We’re very happy to see that kind of performance there.
Catriona Fallon - Citigroup
Great, I just have one more question. On the draw, on the back of the magazines. Can you just give an update on how you are trying to work with some of the major distributors on the draw? And is there any change there? Are we seeing a little bit better situation with some of the distributors?
Steven Lacy
Well I’ll start it and ask Jack to add if he would like to.
We have been working very very aggressively to be as efficient at retail as we possibly can and actually more important than the actual quantity of the draw is having the draw in the right physical locations where they actually all happens.
We have seen improvements in that. I would say that there is still industry wide a lot of work that could be done to make that more efficient. And jack please add anything to that if you would like to.
Jack Griffin
Well I think as we’ve talked to you over the past year or so. We’ve put in place an aggressive program to manage draw and to direct draw. And in fact have Meredith staffers at key wholesalers working with wholesalers to put our products where consumers want to buy them.

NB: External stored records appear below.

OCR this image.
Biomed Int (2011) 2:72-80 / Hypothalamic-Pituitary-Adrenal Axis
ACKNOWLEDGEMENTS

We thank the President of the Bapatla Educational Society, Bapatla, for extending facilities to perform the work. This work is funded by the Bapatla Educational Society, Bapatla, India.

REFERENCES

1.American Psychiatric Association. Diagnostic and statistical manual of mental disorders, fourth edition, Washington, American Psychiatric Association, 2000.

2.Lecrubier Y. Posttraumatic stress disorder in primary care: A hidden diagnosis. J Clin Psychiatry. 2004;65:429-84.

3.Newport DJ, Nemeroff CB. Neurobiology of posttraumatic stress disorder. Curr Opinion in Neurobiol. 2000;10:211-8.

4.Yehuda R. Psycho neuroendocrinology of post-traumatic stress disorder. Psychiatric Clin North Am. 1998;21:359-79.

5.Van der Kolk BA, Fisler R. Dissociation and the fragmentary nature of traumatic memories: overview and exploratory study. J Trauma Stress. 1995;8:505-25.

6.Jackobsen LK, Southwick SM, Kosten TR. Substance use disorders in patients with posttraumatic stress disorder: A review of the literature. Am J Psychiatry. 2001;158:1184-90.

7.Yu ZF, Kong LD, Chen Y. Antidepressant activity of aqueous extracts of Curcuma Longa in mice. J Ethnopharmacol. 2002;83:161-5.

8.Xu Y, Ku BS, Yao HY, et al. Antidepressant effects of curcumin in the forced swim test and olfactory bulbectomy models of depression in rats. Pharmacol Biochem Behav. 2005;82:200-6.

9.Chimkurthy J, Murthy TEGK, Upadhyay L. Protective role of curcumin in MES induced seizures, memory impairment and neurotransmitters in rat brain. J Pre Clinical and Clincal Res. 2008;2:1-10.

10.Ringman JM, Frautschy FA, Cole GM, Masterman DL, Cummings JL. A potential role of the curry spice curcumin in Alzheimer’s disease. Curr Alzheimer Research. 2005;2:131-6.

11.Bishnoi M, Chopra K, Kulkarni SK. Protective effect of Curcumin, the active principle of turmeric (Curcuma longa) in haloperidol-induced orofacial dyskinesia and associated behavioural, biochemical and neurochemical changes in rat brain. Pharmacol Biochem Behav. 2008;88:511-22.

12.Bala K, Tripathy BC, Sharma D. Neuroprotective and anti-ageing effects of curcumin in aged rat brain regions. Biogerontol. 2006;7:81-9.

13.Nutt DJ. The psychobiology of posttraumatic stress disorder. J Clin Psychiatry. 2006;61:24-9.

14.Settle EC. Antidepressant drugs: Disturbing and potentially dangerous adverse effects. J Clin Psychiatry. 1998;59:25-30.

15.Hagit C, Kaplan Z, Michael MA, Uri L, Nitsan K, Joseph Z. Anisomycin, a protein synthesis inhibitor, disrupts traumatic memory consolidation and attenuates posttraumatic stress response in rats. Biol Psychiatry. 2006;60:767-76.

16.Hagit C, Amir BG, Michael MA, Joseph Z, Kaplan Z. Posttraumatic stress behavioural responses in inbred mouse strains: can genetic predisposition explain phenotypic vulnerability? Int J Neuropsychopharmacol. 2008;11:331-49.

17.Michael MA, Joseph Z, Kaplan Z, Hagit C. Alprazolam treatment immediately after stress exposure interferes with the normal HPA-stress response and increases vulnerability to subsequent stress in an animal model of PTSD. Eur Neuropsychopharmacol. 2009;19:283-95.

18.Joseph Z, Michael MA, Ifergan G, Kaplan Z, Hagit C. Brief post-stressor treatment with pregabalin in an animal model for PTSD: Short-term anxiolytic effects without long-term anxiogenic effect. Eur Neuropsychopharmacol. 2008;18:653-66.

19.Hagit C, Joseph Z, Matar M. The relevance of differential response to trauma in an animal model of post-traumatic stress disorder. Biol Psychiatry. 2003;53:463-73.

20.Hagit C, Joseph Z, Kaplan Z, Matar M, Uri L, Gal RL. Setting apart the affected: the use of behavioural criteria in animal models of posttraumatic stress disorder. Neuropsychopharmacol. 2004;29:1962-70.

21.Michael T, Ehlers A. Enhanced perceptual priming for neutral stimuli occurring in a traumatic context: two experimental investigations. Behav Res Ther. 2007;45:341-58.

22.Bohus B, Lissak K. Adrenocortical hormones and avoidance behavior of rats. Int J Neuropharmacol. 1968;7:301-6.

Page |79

And at the same time we’ve introduced a new incentive program at the wholesaler’s level. And we’ve been very pleased to see how those programs have impacted the compliance and getting the product at retail. So our news stand product sales for the most part are holding up, and we are opening up new channels of distribution as we talk to you before. It is clearly, a lot of activity going on in the whole sale end and national distributor arena. We are very pleased with the job that our national distributor, Time Warner, is doing for us, in managing the dynamics and we are in active discussions with both the distributor channel and the wholesalers to make the situation as efficient as it can be for all the parties involved.
Catriona Fallon - Citigroup
Wonderful. Thank you.
Operator
Our next question comes from Eric Elbell from Fenimore Asset Management
Eric Elbell - Fenimore Asset Management
Good morning gentlemen.
Steven Lacy
Hi Eric. How are you?
Eric Elbell - Fenimore Asset Management
Good. Just a quick question. Did you provide a figure for the estimated revenue for corner stones and the other sort of non pure TV revenue for the quarter?
Steven Lacy
I do not believe that we provided that in what we have talked about so far. We can dig through our financial information and see if we can’t provide that for you.
Eric Elbell - Fenimore Asset Management
Great.
Steven Lacy
So, just give us a couple seconds. I’ve got our percentage income increase on corner stones.
Suku Radia
They increased 29% over the prior year quarter.
Eric Elbell - Fenimore Asset Management
Increased 29%.
Suku Radia
A huh.
Eric Elbell - Fenimore Asset Management
Okay. Great. Thank you.
Operator
(Operator Instructions) I am not showing any further questions.
Steven Lacy
Well, thank you all for participating today and for your continued support of Meredith. We'll get back to work on delivering strong results. Thanks.
Operator
Ladies and gentleman that does conclude our teleconference today. Thank you for participating and for using AT&T teleconference. You may now disconnect.